Silver Eye opens in larger space
Pittsburgh Post-Gazette
It’s fitting that the Silver Eye Center for Photography will christen its new space in Bloomfield Saturday with the exhibition “Past Present Future: Western Pennsylvania’s People and Places.”
After the visual arts gallery closed its South Side location last October following more than 30 years of operation, it’s hoping for a bright future with a larger gallery space amid Bloomfield’s booming visual arts scene.
“For our first show in the new neighborhood, we wanted to do something about Pittsburgh,” said executive director David Oresick, who began in his role at Silver Eye in summer 2014. “We wanted to do a show that spoke to our community, that honored that heritage.”
The exhibition at its 4808 Penn Ave. gallery showcases more than 40 local artists from the past 100 years to reveal a lineage of Pittsburgh-area photography.
The reopening celebration begins at 8 p.m. Saturday. General admission tickets are $25.
Silver Eye also will participate July 7 in Unblurred, a gallery crawl that takes visitors through the Bloomfield/Garfield arts district on the first Friday evening of each month. For July, 18 other spaces will be part of the tour.
“It was a huge selling point in joining the neighborhood,” Mr. Oresick said of Unblurred. He hopes the event will help Silver Eye to grow and diversify its audience, attracting individuals who weren’t intending to visit initially. “We’re a little gallery at the end of the day, so being part of an arts area that has a gravitational pull really helps us.
“You get so much more cross-pollination and so much more diversity,” he added.
The Bloomfield-Garfield Corp., which leased the space to Silver Eye Gallery, has been working to attract innovative tenants to the East End neighborhood to build its arts community.
Silver Eye spent the past several months designing its new space and fundraising.
Mr. Oresick said with its spacious gallery Silver Eye will be able to embrace new trends in photographic art, especially video and new media and bookmaking. It built a special room for video installations and a nook to sell photography books from Spaces Corners, an artistrun bookstore that has its own location in Troy Hill.
Several storefronts down Penn Avenue from the gallery, Silver Eye has opened a lab to increase educational programming.
Looking forward, Mr. Oresick hopes to work with local arts organizations.

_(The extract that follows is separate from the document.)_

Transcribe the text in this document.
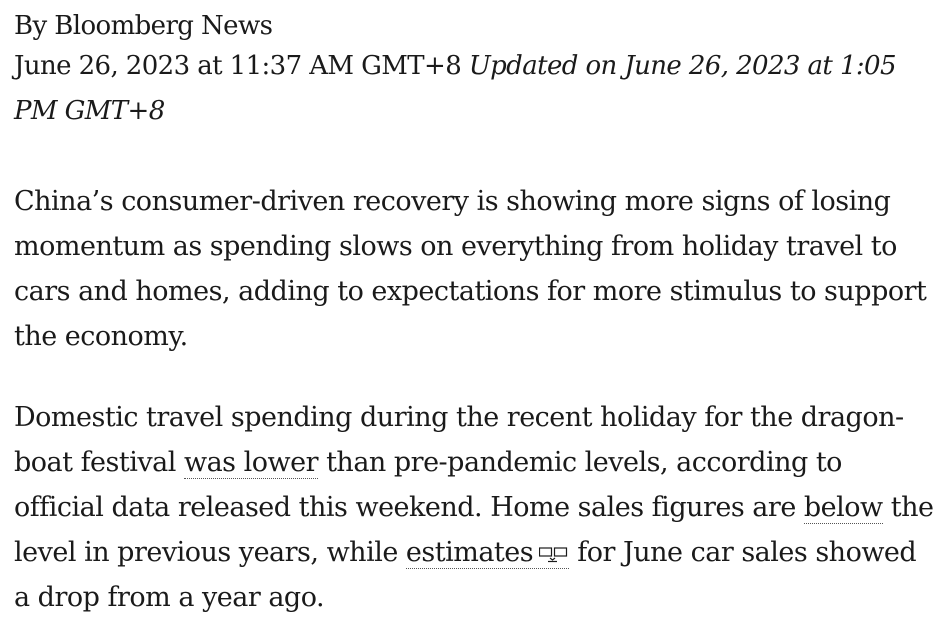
By Bloomberg News
June 26, 2023 at 11:37 AM GMT+8 Updated on June 26, 2023 at 1:05 PM GMT+8

China’s consumer-driven recovery is showing more signs of losing momentum as spending slows on everything from holiday travel to cars and homes, adding to expectations for more stimulus to support the economy.

Domestic travel spending during the recent holiday for the dragon-boat festival was lower than pre-pandemic levels, according to official data released this weekend. Home sales figures are below the level in previous years, while estimates for June car sales showed a drop from a year ago.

The gallery’s first collaboration with neighbor Assemble, a community space that runs workshops and other events on art and technology for both children and adults, has already found success.
The collaboration began with Francis Crisafio, one of the winners of Silver Eye’s 2017 annual juried competition. His winning submission, “HOLDUP in the HOOD,” featured photographs of middle school students covering their faces with self-portraits. After the February 2017 exhibition at Pittsburgh Filmmakers Galleries in Oakland, Mr. Crisafio worked with students at Assemble’s after-school program to create collage-style self portraits to contribute to “Past Present Future.”
“Assemble had the perfect audience for him,” Mr. Oresick said, emphasizing Mr. Crisafio’s experience with younger folks.
Despite the new opportunities, Mr. Oresick wants to remain true to Silver Eye’s original mission: Its strength and focus will remain producing top-notch exhibitions.
“We’re still the same Silver Eye,” Mr. Oresick said. “It just feels amazing to have artwork back up on the walls.”